External data sources can be a goldmine for innovation and discovery

Given that the majority of businesses now incorporate technologies and processes that encompass complex data analytics, this research shows that the introduction of high-quality external data to analysis has quietly become a challenging, but key part of, achieving successful outcomes.

Lack of familiarity and/or previous experiences with external data that may not have yielded immediate results or required extra justification has led to situations where internal and external data may not necessarily undergo the same level of due diligence. It’s unsurprising that organisations and their data practitioners generally feel more acquainted with internal data and it is often considered more controllable. But, whilst the approach to using different types of data is strongly influenced by different factors, such as sensitivity, compliance, and the specific application, there is a strong case for both internal and external data to undergo similar due diligence in modelling processes.
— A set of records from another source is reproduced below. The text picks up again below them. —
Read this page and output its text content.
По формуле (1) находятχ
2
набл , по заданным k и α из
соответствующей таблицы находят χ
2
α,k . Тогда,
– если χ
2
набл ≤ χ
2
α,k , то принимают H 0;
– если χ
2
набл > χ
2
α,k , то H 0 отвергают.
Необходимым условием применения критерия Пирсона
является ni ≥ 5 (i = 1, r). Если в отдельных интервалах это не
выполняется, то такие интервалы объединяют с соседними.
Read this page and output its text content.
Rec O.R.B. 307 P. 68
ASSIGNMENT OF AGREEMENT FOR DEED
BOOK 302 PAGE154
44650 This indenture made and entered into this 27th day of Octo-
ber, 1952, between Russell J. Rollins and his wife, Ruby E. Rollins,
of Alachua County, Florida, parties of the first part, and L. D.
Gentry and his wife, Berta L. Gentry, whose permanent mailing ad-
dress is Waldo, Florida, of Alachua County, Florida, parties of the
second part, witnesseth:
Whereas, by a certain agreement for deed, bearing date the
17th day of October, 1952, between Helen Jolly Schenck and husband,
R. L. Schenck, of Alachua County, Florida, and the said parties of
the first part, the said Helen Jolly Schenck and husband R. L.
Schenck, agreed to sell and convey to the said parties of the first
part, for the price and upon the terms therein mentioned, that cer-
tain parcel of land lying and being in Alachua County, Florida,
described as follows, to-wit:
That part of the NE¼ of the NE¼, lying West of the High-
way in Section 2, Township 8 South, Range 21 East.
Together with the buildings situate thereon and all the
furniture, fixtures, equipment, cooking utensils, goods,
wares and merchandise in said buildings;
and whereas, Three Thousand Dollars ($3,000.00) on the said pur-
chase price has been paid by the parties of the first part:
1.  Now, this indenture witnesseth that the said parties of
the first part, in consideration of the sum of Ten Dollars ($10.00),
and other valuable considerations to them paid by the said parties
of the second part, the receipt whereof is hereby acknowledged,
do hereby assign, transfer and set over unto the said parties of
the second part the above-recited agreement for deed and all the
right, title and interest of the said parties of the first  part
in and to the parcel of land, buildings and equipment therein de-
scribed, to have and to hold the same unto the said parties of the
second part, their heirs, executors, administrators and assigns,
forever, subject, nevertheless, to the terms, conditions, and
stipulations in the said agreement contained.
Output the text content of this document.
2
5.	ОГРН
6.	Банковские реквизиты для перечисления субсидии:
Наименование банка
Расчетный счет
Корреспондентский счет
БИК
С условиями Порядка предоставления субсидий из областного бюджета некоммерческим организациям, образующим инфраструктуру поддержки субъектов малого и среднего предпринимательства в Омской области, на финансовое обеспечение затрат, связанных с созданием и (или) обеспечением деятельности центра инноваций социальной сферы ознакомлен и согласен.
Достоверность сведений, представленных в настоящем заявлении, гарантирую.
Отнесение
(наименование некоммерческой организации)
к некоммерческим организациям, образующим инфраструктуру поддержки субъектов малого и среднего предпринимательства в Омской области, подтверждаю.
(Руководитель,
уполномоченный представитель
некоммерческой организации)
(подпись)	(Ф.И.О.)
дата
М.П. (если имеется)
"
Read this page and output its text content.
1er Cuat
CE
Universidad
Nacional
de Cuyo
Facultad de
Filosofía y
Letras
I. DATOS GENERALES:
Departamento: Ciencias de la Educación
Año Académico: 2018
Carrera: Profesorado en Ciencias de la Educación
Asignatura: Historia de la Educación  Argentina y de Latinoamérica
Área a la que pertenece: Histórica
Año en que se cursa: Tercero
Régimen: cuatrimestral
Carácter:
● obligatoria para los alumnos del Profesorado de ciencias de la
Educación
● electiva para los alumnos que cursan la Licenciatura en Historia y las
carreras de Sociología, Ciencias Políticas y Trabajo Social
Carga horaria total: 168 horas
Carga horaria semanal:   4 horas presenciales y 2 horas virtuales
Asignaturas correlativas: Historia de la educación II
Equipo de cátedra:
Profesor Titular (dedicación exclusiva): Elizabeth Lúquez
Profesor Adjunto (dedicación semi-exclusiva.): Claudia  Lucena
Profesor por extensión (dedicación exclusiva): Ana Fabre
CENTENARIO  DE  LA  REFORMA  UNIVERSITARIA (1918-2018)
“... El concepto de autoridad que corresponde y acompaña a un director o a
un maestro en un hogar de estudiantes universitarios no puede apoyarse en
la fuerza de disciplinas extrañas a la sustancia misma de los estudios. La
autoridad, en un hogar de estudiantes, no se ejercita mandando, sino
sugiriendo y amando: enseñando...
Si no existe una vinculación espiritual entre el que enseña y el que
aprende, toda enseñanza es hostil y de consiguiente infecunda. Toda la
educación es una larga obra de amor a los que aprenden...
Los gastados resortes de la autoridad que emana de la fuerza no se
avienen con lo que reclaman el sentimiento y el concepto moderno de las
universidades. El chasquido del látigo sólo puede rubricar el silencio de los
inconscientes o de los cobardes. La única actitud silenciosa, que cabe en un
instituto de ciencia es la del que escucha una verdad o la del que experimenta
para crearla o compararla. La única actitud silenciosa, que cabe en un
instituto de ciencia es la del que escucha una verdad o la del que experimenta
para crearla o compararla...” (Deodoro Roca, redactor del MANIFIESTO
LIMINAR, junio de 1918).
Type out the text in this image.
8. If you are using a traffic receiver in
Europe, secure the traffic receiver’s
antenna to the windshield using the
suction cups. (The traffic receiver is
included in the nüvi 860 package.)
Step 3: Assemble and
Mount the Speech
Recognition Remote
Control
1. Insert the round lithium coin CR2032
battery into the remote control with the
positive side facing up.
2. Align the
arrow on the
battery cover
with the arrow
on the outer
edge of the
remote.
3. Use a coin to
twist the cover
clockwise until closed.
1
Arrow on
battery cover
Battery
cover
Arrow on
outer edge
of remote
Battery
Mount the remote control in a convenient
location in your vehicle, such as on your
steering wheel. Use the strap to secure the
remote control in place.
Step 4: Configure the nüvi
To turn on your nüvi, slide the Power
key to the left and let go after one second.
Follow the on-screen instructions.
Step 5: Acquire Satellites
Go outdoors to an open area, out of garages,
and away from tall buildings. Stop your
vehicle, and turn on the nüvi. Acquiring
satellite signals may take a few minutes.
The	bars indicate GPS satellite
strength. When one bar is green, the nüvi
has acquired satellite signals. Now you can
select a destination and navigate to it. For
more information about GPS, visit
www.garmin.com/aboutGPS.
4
External data sources can be a goldmine for innovation and discovery, enabling data scientists to uncover new trends, correlations or relationships that lead to innovative solutions or product ideas. Depending solely on internal data can limit problem-solving capabilities and adaptability to emerging and evolving market conditions.

Data science requires research and experimentation with results revealing that data scientists don’t necessarily get the best outcomes the first time around by using external data, however when it’s pertinent and employed accurately, the results are readily apparent with more than 3 out of 4 respondents reporting results which exceeded their expectations.

Those who only work with one or limited external data suppliers may be missing out

The report shows that over 98% of respondents are convinced that it’s important to regularly investigate external data and that there is no single, perfect way of finding good external data, with incumbent data suppliers, established market-places and internal colleagues being the main ways of finding out about external data.

Despite the high usage of external data, responses suggest that organisations may be depending on what they perceive as safe avenues to uncover new sources. Alternatively, they may be deficient in exploring fresh acquisition alternatives, or perhaps they are not applying a rigorous enough approach to external data evaluation and integration – all of which are significantly hindering their ability to derive full value from it.

Drilling down on the need to solidly protect and govern data supply chains so they remain trustworthy and available is a priority – the obvious conclusion is that these should always be evaluated as part of the ‘quality’ measures of each new source.

140 different job titles where roles are principally data science and data analytics

The proliferation of job titles related to data handling and analysing data prompts the question whether companies fully grasp the breadth, significance, and potential of data science within their own organisations.

And, whilst a ‘nirvana’ state of complete happiness in every data team is unrealistic, many have begun to benefit from the enlightenment and liberation attainable through the shrewd use of trusted and unique external data.